The first clue is the reaction from a previously friendly old woman who suddenly gets up and walks off after exclaiming that the body should have been burned not buried when Hari stops to ask for directions. The second clue is that only three people including their uncle turn up for the funeral. The third clue is that everyone keeps telling them to leave town right away while the fourth is that they can’t because of a mysterious storm that has apparently closed all the roads. Meanwhile, hostile uncle Rahmen immediately asks for what seems like a lot of money to cover his expenses for the clandestine funeral and then wastes no time staking his claim to their mother’s house.

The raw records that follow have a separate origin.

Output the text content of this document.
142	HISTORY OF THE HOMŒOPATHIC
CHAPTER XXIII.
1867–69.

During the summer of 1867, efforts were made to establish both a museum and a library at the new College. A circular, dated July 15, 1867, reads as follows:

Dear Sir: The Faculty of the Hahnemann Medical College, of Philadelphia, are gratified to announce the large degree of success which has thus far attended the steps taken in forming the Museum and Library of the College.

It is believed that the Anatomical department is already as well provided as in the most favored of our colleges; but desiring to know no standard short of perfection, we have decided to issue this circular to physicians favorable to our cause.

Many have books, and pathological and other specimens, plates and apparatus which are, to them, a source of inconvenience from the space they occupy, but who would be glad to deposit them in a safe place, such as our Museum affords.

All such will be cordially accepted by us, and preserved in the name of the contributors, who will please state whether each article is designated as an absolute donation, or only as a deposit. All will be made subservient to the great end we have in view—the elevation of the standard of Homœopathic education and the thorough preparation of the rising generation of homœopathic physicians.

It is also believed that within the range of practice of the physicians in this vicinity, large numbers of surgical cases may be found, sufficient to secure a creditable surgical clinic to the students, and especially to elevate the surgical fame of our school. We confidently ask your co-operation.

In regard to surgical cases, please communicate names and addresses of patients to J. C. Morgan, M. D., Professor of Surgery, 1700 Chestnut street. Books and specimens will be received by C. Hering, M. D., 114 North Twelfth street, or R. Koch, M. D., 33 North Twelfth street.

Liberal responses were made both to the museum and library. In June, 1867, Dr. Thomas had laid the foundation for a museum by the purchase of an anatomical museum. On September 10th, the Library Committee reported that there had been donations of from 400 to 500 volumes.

Though neither of the siblings want it, the request offends Hari who feels guilty that he never really got to know his mother and is wary of abandoning the last traces of her in the house she once owned.
Described by Adi as creepy, the house does however have a dark legacy, the pair already aware that their father left and took them to the city because of their mother’s strange behaviour that saw her ostracised by the other villagers who suspected her of being a shamaness responsible for a strange phenomenon known as “The Harvest” in which spates of suicides take place across a specific month. Hari tries to rationalise it away, pointing out that it’s hard to live in rural poverty and putting a label on unexplained deaths is easier than admitting that people are taking their own lives because of economic precarity and an ongoing sense of despair, but with the increasing strangeness all around him he has to admit a degree of spiritual unease in this fiercely traditional world he is ill-equipped to understand.
Rather than hauntings and jump scares, Cornelio Sunny concentrates on conjuring an atmosphere of supernatural dread in which anyone may suddenly become a grinning demon, performing strange ritualistic dance and odd movements only to suddenly disappear from view. An educated man from the city, Hari quickly becomes fed up with talk of ancestral deities, pacts with the devil, and black magic, only latterly accepting his role within an arcane system and understanding that his mother’s distance may have been her way of protecting him which has in the end backfired. Yet having destroyed the symbol of this spiritual oppression, Hari discovers that there may be no escape from its darkening legacy or the atavistic superstitions of the villagers, an ominous cloud always hanging over him even as he faces the final choice of whether to continue fighting or accept the inevitable. Proceeding with moody fatalism, the ironically titled Death Knot ensnares its confused hero in a tightening noose of spiritual dread and filial guilt before cutting him adrift a victim of his own sophistication.
Death Knot streamed as part of this year’s hybrid edition Udine Far East Film Festival.